Posted 09 April 2011 - 11:09 AM

The reason your code work is be course you never do anything after the function call that could overwrite the memory location.
When you call a function in C the compiler will reserve memory on the stack for any local variables. When the function is finished the stack pointer will be reset allowing the memory location to be overwritten the next time memory is reserved.
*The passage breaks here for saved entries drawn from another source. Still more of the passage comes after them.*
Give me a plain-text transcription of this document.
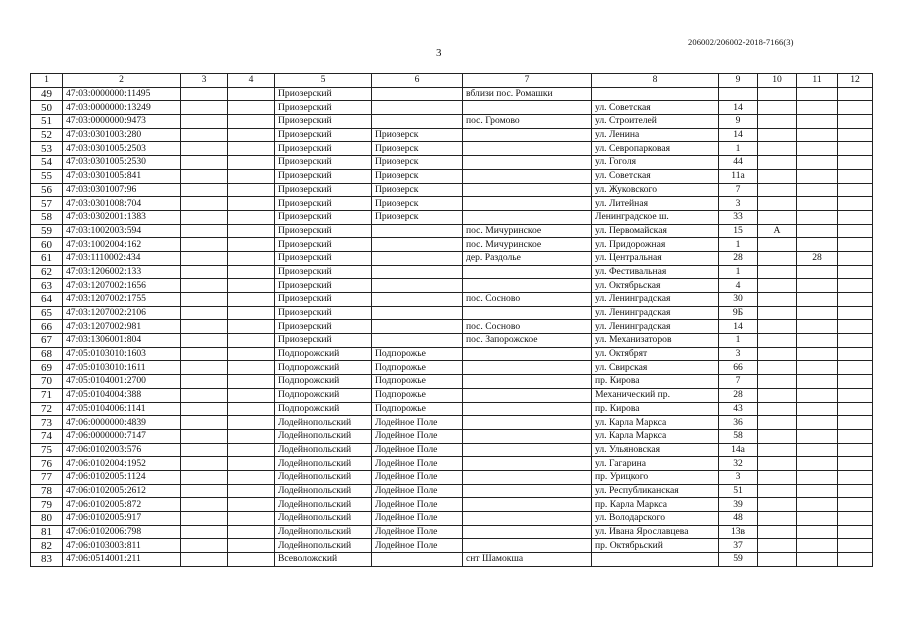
206002/206002-2018-7166(3)
3
1	2	3	4	5	6	7	8	9	10	11	12
49	47:03:0000000:11495			Приозерский		вблизи пос. Ромашки					
50	47:03:0000000:13249			Приозерский			ул. Советская	14			
51	47:03:0000000:9473			Приозерский		пос. Громово	ул. Строителей	9			
52	47:03:0301003:280			Приозерский	Приозерск		ул. Ленина	14			
53	47:03:0301005:2503			Приозерский	Приозерск		ул. Севропарковая	1			
54	47:03:0301005:2530			Приозерский	Приозерск		ул. Гоголя	44			
55	47:03:0301005:841			Приозерский	Приозерск		ул. Советская	11а			
56	47:03:0301007:96			Приозерский	Приозерск		ул. Жуковского	7			
57	47:03:0301008:704			Приозерский	Приозерск		ул. Литейная	3			
58	47:03:0302001:1383			Приозерский	Приозерск		Ленинградское ш.	33			
59	47:03:1002003:594			Приозерский		пос. Мичуринское	ул. Первомайская	15	А		
60	47:03:1002004:162			Приозерский		пос. Мичуринское	ул. Придорожная	1			
61	47:03:1110002:434			Приозерский		дер. Раздолье	ул. Центральная	28		28	
62	47:03:1206002:133			Приозерский			ул. Фестивальная	1			
63	47:03:1207002:1656			Приозерский			ул. Октябрьская	4			
64	47:03:1207002:1755			Приозерский		пос. Сосново	ул. Ленинградская	30			
65	47:03:1207002:2106			Приозерский			ул. Ленинградская	9Б			
66	47:03:1207002:981			Приозерский		пос. Сосново	ул. Ленинградская	14			
67	47:03:1306001:804			Приозерский		пос. Запорожское	ул. Механизаторов	1			
68	47:05:0103010:1603			Подпорожский	Подпорожье		ул. Октябрят	3			
69	47:05:0103010:1611			Подпорожский	Подпорожье		ул. Свирская	66			
70	47:05:0104001:2700			Подпорожский	Подпорожье		пр. Кирова	7			
71	47:05:0104004:388			Подпорожский	Подпорожье		Механический пр.	28			
72	47:05:0104006:1141			Подпорожский	Подпорожье		пр. Кирова	43			
73	47:06:0000000:4839			Лодейнопольский	Лодейное Поле		ул. Карла Маркса	36			
74	47:06:0000000:7147			Лодейнопольский	Лодейное Поле		ул. Карла Маркса	58			
75	47:06:0102003:576			Лодейнопольский	Лодейное Поле		ул. Ульяновская	14а			
76	47:06:0102004:1952			Лодейнопольский	Лодейное Поле		ул. Гагарина	32			
77	47:06:0102005:1124			Лодейнопольский	Лодейное Поле		пр. Урицкого	3			
78	47:06:0102005:2612			Лодейнопольский	Лодейное Поле		ул. Республиканская	51			
79	47:06:0102005:872			Лодейнопольский	Лодейное Поле		пр. Карла Маркса	39			
80	47:06:0102005:917			Лодейнопольский	Лодейное Поле		ул. Володарского	48			
81	47:06:0102006:798			Лодейнопольский	Лодейное Поле		ул. Ивана Ярославцева	13в			
82	47:06:0103003:811			Лодейнопольский	Лодейное Поле		пр. Октябрьский	37			
83	47:06:0514001:211			Всеволожский		снт Шамокша		59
If you would call another function with a local variable the memory would be overwritten.

If you call this function directly after, your original pointer would now most likely dereference to 5 instead of 10.
```void func2(){
int v = 5;
}
```

Lets take a look on how gcc would translate your function without any optimization:
```func:
pushl	%ebp           # save the value of ebp on the stack
movl	%esp, %ebp     # copy the value of ebp into esp
subl	\$16, %esp      # subtract 16 from the stack pointer (reserve 16 bytes of memory on the stack)
movl	\$10, -4(%ebp)  # copy 10 into the memory location at ebp-4 (this is equal to your a = 10 instruction
leal	-4(%ebp), %eax # load the address ebp-4 into the eax register
movl	%eax, -8(%ebp) # copy eax into the memory location at ebp-8
movl	-8(%ebp), %eax # copy the value at ebp-8 into the eax register (this is the return value)
leave                  #reset the stack and base pointers to their old values (this is equal to movl %ebp, %esp pop %ebp)
ret
```

So what happens when a function is called is, somewhat simplified, that a function gets it's own memory location after the top of the stack and when the function exits the the base pointer (which points to the base of the stack) and the stack pointer (which point to the top of the stack) is reset to their old values and the memory reserved by the function may then be overwritten by subsequent memory allocations.